# Just a statistics question

1. Sep 18, 2004

### PRodQuanta

Well, were trying to get caught up to where we were in school last year. And we are going over standard deviation. I just have a simple question.

Why, when you are examining only a sample do you (when trying to find the variance) use n-1, and when you are examining the population, you use n?

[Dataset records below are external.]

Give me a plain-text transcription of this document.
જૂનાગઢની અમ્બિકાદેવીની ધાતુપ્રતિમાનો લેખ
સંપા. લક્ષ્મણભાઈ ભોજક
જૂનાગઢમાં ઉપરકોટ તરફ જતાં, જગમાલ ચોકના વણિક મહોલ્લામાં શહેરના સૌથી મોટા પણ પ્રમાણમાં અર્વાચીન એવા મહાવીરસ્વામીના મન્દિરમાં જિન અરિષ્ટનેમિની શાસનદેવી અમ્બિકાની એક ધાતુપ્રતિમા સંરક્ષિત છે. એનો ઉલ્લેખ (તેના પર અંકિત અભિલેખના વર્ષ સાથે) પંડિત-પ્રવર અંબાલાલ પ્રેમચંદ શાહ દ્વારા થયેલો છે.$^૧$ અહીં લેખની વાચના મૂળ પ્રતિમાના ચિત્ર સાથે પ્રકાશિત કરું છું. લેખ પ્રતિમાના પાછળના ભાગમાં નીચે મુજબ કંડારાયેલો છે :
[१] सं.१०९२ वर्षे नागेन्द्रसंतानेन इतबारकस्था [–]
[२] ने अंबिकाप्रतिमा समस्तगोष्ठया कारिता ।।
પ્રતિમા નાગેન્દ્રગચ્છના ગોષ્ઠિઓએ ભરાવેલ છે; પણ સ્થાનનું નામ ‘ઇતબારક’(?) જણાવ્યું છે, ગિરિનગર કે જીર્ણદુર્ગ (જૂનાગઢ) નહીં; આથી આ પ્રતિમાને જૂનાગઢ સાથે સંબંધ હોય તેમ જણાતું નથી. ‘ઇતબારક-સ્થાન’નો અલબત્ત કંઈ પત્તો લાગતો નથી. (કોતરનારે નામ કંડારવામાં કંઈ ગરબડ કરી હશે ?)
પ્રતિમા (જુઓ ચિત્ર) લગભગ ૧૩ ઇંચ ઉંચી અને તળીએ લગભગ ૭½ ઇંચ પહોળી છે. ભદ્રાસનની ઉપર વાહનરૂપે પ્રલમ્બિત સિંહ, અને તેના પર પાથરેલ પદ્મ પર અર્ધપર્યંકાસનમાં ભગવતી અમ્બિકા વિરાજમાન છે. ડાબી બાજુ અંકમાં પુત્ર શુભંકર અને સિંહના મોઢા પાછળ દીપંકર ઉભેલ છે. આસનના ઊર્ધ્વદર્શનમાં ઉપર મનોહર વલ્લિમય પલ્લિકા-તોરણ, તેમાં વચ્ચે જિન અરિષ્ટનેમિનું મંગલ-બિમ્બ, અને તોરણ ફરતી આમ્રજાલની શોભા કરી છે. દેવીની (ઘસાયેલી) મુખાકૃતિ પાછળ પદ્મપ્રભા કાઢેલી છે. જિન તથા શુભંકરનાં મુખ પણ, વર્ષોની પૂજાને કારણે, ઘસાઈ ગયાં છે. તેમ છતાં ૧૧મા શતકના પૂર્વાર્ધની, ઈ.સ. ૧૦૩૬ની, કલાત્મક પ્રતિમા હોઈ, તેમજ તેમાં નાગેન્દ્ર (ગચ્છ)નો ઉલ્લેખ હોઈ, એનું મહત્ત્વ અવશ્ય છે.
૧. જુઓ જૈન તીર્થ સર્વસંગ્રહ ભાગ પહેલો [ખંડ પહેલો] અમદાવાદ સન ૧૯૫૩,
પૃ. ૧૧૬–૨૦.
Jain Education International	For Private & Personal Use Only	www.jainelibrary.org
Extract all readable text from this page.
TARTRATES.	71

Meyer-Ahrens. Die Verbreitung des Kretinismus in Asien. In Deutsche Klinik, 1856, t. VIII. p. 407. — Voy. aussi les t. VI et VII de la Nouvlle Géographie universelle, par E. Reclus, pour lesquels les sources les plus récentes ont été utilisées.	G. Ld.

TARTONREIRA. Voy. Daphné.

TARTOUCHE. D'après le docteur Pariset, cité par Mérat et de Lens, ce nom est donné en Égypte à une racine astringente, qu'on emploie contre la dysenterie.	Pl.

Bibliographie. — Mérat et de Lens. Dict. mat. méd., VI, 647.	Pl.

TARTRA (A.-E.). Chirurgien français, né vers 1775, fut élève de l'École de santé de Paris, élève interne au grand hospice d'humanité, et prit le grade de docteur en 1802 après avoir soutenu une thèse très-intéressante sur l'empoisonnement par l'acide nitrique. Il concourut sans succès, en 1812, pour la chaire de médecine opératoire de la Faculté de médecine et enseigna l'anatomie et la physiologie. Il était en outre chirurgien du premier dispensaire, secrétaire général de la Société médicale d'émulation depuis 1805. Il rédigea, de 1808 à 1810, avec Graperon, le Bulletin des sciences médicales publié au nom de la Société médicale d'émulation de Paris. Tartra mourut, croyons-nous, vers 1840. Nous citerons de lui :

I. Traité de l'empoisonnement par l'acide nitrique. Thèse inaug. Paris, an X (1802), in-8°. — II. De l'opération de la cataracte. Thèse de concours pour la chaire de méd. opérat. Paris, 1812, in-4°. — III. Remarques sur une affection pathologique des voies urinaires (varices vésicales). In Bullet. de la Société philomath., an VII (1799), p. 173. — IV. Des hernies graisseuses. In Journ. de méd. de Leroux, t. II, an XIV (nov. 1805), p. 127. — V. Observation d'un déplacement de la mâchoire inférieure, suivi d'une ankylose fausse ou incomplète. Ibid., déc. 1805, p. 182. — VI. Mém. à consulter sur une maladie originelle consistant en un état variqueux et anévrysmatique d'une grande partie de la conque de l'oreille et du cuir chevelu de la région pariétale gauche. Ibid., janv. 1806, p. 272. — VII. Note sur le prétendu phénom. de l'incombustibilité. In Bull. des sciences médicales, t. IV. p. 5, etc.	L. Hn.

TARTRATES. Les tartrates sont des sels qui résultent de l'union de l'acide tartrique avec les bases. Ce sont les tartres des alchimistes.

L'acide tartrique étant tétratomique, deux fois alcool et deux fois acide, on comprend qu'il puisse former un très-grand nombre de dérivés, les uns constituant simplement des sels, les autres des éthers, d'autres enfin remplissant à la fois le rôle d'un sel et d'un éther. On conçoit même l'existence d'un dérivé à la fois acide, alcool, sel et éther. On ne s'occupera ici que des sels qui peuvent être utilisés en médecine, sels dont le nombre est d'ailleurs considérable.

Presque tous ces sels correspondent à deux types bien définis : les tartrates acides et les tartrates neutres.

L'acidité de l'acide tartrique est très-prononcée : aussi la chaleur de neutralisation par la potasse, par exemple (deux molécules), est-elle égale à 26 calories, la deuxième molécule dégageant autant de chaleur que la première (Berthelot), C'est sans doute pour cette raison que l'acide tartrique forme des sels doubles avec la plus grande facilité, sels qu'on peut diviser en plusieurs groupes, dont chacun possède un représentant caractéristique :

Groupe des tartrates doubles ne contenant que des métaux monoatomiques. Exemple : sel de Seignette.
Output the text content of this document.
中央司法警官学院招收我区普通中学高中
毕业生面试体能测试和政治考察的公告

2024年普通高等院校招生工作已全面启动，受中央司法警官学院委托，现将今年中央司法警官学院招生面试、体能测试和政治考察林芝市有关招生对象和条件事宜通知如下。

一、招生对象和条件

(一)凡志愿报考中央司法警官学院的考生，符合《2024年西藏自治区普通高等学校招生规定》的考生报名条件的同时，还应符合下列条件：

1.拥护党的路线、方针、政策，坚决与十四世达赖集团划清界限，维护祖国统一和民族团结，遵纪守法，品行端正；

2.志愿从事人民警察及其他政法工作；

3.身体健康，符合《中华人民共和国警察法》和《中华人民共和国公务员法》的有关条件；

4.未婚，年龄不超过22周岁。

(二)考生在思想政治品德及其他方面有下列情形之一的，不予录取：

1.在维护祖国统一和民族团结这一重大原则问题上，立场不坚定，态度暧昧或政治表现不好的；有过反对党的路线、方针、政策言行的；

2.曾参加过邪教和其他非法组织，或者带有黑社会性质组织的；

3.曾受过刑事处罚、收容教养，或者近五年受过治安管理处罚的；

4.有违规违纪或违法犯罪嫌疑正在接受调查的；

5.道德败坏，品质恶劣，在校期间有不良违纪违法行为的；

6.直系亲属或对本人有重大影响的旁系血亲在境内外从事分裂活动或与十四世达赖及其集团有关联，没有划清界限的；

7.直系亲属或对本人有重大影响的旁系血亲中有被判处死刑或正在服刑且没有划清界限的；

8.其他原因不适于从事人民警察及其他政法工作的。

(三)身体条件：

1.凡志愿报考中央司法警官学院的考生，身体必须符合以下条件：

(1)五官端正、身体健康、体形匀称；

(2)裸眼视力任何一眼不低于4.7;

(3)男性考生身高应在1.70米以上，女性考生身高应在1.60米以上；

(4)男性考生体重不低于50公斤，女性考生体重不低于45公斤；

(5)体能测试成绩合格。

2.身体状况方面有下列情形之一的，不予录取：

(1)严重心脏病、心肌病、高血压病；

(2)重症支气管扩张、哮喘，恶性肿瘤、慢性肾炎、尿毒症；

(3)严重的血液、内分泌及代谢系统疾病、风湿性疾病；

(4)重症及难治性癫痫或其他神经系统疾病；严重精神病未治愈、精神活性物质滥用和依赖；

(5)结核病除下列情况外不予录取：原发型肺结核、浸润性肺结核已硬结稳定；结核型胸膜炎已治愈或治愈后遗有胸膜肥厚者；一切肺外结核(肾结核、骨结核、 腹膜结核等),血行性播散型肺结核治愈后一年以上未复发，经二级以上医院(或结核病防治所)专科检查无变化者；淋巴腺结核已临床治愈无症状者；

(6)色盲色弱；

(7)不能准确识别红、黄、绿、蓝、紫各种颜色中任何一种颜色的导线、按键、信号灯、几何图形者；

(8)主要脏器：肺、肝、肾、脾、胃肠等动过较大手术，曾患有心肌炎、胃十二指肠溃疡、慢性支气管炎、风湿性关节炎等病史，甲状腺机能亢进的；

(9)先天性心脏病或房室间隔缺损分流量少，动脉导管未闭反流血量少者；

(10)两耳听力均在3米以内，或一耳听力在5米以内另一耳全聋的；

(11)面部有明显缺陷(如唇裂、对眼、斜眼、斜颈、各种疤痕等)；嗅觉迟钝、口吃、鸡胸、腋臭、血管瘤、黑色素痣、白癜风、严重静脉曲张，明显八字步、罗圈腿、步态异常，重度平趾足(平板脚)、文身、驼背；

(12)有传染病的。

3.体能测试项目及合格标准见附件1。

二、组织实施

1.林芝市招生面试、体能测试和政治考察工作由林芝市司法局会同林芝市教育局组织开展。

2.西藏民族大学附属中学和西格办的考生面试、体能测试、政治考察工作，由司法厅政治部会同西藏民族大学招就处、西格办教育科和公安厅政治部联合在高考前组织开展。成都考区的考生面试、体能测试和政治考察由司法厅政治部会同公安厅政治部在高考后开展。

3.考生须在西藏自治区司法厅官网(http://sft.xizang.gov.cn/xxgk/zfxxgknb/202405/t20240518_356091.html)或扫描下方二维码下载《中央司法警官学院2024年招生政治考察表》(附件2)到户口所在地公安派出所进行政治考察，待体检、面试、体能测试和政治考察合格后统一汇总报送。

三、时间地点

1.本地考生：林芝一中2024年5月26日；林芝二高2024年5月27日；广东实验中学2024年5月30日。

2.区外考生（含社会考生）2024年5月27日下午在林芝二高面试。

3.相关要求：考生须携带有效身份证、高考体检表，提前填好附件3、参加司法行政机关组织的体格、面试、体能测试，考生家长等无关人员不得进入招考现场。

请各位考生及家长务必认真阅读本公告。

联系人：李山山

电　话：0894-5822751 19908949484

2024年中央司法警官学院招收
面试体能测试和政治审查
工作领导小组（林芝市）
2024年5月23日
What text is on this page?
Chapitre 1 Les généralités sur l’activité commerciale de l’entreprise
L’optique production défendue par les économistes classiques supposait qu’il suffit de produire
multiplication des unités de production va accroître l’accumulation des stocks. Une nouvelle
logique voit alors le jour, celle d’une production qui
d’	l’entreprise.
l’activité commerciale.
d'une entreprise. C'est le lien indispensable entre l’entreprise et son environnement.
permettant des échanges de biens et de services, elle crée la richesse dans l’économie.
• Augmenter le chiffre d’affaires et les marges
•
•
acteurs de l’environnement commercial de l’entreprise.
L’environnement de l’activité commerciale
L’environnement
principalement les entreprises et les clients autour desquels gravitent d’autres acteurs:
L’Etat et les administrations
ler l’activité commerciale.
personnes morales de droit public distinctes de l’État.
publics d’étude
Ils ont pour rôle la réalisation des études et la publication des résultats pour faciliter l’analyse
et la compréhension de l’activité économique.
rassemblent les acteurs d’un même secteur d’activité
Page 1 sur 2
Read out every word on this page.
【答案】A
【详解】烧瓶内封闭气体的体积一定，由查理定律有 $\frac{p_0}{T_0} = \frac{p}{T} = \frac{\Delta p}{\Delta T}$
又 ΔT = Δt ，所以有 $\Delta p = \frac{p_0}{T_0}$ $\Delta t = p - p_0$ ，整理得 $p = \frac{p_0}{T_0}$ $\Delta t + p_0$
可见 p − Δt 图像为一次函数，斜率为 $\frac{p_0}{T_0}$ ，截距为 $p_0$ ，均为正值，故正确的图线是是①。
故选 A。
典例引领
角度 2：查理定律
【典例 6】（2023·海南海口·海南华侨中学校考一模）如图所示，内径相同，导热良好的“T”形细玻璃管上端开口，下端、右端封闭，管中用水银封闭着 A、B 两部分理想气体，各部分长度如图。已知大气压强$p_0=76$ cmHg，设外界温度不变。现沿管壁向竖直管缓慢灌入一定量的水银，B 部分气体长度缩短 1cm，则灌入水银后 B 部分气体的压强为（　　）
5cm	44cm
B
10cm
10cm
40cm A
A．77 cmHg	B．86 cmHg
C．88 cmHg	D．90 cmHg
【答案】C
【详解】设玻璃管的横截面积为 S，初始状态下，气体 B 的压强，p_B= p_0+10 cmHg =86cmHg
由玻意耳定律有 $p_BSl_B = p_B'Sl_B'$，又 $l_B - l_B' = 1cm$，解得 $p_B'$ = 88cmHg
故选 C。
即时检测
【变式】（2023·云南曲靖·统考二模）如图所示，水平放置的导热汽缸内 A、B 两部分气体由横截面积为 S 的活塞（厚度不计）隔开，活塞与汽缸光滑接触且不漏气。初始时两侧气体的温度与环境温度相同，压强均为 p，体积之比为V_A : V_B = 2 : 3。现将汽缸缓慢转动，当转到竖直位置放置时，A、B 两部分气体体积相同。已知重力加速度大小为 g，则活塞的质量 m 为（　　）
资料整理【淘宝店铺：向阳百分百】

Let's see if I can't get this in latex...:

$$\sqrt{\frac{1}{n-1}\sum_{i=1}^n ({x_i}-{\bar{x}})^2}$$intead of $$\sqrt{\frac{1}{n}\sum_{i=1}^n ({x_i}-{\bar{x}})^2$$

Sorry if this question insults your intelligence. I just can't see the reason.

2. Sep 18, 2004

### TenaliRaman

3. Sep 18, 2004

### mathman

When you compute the average of the sum of the squares using the sample mean (i.e. the sample variance), the mathematical expectation of the sample variance equals the theoretical variance with n-1 not n.

4. Sep 18, 2004

### gerben

You want to estimate the variance of the whole population, if you have the whole population you can just calculate it, but when you have only a small portion (a sample) of the population you know that the variance in that sample is probably going to be bit lower than the variance in the whole population, so in order to make your estimate of the variance in the population more suitable you divide by one less than the number of data points in your sample so that you get a somewhat higher number for your estimated population variance. If the sample gets large enough there is hardly any difference (it does not matter very much whether you divide by 1000 or by 999).

5. Sep 19, 2004

### PRodQuanta

Thanks guys. That makes sense.

I liked your post TenaliRaman. After reading mathman and gerben's "laymen" explaination, it was pretty easy to read and discover mathematically what was going on.

Thanks.